Une torture dont le but n’était pas de tuer, mais de laisser des cicatrices profondes, des marques indélébiles sur le corps de la victime, pour qu’elles demeurent un rappel quotidien, même des décennies plus tard. Profondément marqué par ce témoignage, le docteur Hartmann entreprit de rechercher des cas similaires. En cinq ans, il découvrit trois hommes, dispersés en Allemagne et en Autriche, souffrant des mêmes séquelles.
Vingt-trois survivants des mêmes tortures. Ces recherches ne furent pas publiées de son vivant. Le sujet était tabou, voire considéré comme contraire à l’éthique dans les revues médicales de l’époque. Ce n’est qu’en 2003, après sa mort, que ses journaux intimes furent publiés, lorsque sa fille les découvrit et décida de les rendre publics. Pour la première fois, le monde apprit ce que les nazis faisaient aux prisonniers homosexuels dans certains camps.
Pour comprendre le sort de ces hommes, il faut remonter bien avant la guerre.

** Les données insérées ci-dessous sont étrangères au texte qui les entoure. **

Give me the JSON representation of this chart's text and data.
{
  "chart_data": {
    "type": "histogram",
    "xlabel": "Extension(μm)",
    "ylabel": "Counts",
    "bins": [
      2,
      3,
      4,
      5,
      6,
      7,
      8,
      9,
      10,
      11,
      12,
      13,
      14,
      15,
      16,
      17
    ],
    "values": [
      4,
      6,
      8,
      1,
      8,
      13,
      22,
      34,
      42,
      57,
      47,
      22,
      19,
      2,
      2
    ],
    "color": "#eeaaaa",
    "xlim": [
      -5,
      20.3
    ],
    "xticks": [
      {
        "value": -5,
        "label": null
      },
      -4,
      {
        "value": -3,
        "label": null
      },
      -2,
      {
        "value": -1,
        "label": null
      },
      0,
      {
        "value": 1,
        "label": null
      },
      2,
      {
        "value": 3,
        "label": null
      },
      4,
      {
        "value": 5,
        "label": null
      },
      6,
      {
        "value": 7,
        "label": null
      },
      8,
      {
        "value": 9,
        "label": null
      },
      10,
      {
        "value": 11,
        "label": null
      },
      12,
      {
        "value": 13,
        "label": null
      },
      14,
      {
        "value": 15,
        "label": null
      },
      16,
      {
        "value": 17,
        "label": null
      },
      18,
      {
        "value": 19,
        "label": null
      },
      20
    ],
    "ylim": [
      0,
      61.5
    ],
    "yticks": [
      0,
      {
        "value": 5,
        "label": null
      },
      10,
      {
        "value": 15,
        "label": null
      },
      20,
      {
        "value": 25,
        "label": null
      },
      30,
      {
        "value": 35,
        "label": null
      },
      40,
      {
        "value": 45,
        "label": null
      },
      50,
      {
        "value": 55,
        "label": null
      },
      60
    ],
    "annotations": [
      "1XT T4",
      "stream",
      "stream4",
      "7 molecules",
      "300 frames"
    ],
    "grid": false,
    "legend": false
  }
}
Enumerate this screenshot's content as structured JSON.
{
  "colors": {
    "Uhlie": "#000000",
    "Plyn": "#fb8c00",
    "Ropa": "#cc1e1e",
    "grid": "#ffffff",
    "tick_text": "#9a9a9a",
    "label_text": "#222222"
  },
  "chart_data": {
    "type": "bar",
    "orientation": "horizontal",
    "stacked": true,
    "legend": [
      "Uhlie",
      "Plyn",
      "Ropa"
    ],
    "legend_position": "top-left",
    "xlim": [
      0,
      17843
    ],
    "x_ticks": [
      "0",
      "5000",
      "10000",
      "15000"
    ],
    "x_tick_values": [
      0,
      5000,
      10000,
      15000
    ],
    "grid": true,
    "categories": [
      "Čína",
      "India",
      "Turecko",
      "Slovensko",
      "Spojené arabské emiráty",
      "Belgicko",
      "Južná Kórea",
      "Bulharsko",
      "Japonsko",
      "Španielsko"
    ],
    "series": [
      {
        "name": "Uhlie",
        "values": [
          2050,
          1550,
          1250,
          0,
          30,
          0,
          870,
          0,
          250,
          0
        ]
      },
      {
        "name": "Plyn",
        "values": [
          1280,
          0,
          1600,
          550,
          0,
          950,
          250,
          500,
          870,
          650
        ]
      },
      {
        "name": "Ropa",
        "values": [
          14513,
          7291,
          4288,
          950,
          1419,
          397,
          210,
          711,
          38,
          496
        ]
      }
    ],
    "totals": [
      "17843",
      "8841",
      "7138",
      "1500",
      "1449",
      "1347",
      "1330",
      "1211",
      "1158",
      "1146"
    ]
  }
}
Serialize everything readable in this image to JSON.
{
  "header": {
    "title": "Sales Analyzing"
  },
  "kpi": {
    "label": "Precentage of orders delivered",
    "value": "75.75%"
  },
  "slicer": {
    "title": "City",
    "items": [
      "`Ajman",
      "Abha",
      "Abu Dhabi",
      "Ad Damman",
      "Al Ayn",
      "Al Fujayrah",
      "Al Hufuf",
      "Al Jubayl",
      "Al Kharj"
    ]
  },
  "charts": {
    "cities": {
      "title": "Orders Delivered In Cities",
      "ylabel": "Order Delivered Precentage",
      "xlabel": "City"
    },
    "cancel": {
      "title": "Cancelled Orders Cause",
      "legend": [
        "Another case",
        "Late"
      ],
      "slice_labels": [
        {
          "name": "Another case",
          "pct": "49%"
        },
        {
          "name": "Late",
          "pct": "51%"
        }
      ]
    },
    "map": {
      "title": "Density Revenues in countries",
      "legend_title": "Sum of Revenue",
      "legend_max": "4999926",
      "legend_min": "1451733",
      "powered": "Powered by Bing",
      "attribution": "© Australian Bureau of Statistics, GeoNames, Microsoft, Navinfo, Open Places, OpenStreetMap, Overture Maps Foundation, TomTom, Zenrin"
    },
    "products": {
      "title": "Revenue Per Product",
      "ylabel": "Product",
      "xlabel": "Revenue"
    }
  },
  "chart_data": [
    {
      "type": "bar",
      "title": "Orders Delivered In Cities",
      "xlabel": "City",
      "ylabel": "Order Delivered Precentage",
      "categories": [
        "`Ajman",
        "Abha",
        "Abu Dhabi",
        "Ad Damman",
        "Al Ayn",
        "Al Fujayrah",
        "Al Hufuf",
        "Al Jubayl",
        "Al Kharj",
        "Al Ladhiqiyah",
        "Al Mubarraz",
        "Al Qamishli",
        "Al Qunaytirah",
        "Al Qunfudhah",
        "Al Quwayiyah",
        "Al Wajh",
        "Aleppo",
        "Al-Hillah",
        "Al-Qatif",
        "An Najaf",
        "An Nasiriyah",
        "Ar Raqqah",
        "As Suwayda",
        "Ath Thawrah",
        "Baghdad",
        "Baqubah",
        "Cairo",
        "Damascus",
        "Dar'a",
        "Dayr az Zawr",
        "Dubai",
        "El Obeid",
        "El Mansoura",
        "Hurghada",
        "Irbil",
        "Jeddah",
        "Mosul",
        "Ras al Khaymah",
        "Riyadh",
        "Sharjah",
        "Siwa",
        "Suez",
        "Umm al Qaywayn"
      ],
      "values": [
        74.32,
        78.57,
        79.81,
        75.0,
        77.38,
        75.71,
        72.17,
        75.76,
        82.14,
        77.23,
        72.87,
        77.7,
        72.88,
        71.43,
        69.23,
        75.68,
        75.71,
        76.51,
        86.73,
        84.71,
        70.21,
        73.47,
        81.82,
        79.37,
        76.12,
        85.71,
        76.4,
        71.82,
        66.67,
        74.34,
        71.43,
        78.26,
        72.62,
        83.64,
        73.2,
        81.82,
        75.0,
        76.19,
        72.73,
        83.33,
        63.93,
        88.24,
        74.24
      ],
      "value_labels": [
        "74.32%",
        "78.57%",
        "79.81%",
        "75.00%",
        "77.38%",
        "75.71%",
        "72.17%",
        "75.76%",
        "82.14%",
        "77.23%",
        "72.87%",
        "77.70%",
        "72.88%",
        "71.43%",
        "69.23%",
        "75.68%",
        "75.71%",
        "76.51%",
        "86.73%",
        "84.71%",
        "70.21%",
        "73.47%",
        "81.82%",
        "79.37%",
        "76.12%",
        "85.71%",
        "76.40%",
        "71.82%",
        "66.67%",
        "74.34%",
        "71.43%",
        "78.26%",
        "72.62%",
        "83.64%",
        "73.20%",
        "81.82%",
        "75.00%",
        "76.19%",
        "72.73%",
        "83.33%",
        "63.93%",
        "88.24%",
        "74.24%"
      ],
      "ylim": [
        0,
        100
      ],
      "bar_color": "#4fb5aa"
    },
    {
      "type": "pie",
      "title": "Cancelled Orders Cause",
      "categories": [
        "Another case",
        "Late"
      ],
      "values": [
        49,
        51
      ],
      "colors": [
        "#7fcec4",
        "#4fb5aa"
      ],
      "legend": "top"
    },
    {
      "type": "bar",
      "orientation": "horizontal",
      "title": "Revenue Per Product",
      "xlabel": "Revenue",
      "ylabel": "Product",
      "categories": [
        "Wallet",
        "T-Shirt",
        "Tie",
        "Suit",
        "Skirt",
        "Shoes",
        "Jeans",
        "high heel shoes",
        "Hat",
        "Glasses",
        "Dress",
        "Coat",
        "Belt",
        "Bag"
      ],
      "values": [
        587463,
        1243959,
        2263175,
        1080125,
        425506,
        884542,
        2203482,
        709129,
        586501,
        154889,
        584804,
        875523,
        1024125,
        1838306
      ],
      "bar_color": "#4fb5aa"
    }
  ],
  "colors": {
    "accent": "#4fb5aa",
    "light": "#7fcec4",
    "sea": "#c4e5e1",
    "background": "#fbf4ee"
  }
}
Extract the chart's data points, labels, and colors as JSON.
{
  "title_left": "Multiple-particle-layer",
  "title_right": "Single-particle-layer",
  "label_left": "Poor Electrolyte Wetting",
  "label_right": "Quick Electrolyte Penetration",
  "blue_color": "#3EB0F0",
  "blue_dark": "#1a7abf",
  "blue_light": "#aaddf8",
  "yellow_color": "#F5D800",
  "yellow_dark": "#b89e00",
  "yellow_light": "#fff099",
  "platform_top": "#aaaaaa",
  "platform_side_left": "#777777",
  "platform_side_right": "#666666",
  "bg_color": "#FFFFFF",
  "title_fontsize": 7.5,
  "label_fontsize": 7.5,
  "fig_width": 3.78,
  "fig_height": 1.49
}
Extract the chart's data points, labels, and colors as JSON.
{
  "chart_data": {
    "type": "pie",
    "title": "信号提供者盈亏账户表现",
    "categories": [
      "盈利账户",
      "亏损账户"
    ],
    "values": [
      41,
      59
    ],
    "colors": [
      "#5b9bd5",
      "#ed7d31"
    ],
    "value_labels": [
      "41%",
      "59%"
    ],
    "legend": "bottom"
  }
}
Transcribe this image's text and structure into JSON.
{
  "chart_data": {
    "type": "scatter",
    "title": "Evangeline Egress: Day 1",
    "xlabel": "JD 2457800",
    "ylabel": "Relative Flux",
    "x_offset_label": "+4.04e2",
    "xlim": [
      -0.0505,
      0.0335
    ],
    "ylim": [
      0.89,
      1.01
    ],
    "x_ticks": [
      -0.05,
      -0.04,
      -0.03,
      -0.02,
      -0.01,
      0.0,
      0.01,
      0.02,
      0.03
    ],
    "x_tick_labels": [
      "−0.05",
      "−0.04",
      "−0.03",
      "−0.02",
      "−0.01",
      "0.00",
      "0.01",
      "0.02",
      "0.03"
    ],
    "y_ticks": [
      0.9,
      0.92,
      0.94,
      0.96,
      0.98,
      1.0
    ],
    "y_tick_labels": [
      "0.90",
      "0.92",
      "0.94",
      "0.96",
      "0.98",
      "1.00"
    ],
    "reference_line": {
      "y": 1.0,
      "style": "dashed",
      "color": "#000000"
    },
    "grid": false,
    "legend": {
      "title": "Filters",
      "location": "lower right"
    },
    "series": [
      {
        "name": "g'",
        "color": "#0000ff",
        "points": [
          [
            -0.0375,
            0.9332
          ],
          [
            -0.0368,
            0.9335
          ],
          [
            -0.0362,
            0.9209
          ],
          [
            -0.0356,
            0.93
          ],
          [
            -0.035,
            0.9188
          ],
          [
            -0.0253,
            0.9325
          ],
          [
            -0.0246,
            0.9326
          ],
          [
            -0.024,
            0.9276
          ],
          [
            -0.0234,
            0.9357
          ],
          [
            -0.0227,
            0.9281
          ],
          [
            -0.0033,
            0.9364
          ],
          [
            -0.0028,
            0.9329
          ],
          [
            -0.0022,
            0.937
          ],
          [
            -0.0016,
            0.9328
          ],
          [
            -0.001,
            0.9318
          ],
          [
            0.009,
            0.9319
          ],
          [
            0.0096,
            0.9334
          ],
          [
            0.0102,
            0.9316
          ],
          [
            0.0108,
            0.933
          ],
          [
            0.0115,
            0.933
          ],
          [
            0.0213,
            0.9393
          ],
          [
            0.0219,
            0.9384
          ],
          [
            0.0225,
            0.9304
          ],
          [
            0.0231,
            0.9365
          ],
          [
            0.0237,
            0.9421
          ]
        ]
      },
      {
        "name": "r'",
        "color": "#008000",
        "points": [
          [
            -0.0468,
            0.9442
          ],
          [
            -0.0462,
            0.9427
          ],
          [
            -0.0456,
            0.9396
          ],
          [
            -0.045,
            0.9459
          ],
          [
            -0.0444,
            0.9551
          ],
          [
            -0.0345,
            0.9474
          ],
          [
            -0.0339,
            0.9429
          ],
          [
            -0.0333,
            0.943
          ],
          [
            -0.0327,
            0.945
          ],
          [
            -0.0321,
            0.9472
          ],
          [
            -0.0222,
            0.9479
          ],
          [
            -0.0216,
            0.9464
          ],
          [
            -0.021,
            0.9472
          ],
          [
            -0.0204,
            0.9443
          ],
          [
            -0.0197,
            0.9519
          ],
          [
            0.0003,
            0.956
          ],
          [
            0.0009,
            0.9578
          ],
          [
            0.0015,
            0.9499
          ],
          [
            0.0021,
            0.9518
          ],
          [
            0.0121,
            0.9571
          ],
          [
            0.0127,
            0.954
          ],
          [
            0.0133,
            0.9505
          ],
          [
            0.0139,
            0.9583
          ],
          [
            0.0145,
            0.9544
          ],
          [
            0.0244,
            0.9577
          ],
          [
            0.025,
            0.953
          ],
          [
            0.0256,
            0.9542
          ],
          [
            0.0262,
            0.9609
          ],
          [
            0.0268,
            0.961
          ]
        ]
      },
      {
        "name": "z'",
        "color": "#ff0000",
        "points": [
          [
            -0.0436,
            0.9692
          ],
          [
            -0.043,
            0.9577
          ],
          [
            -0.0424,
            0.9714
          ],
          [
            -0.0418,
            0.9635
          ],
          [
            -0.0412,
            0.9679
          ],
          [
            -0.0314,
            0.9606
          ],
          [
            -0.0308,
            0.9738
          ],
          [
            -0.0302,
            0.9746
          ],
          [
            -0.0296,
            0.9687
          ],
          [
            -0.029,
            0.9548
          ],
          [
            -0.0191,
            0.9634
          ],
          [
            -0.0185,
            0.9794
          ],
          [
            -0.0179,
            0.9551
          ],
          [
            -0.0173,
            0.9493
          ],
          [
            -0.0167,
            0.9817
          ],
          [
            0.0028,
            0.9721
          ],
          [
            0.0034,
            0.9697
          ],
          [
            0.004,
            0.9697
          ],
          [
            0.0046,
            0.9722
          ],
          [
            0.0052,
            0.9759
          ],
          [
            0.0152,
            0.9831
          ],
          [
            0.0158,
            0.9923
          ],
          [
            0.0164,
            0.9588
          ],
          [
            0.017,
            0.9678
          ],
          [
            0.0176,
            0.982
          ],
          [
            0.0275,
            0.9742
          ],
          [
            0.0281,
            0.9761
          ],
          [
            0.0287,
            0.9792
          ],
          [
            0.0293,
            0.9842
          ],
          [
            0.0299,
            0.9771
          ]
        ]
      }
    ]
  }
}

Il faut remonter à 1930, alors que l’Allemagne était encore une démocratie fragile – certes, mais une démocratie tout de même. À cette époque, Berlin était la capitale de la liberté en Europe. Malgré une loi criminalisant l’homosexualité masculine, la ville vibrait d’une vie gay intense, avec ses bars, ses clubs, ses magazines et ses associations.
Les hommes pouvaient vivre en relative liberté, du moins dans certains quartiers. C’était l’époque de Christopher Richards, de Marley Desch, des cabarets et de la liberté sexuelle. Berlin était un phare pour les homosexuels du monde entier. Mais cette liberté avait des ennemis, et ces ennemis ne tardèrent pas à s’emparer du pouvoir. Cette histoire commence en 1930 avec un jeune homme nommé Willem Brun.
Il ne s’agit pas du même garde des forces spéciales mentionné dans d’autres récits, mais d’un homme portant le même nom. Felil avait vingt ans.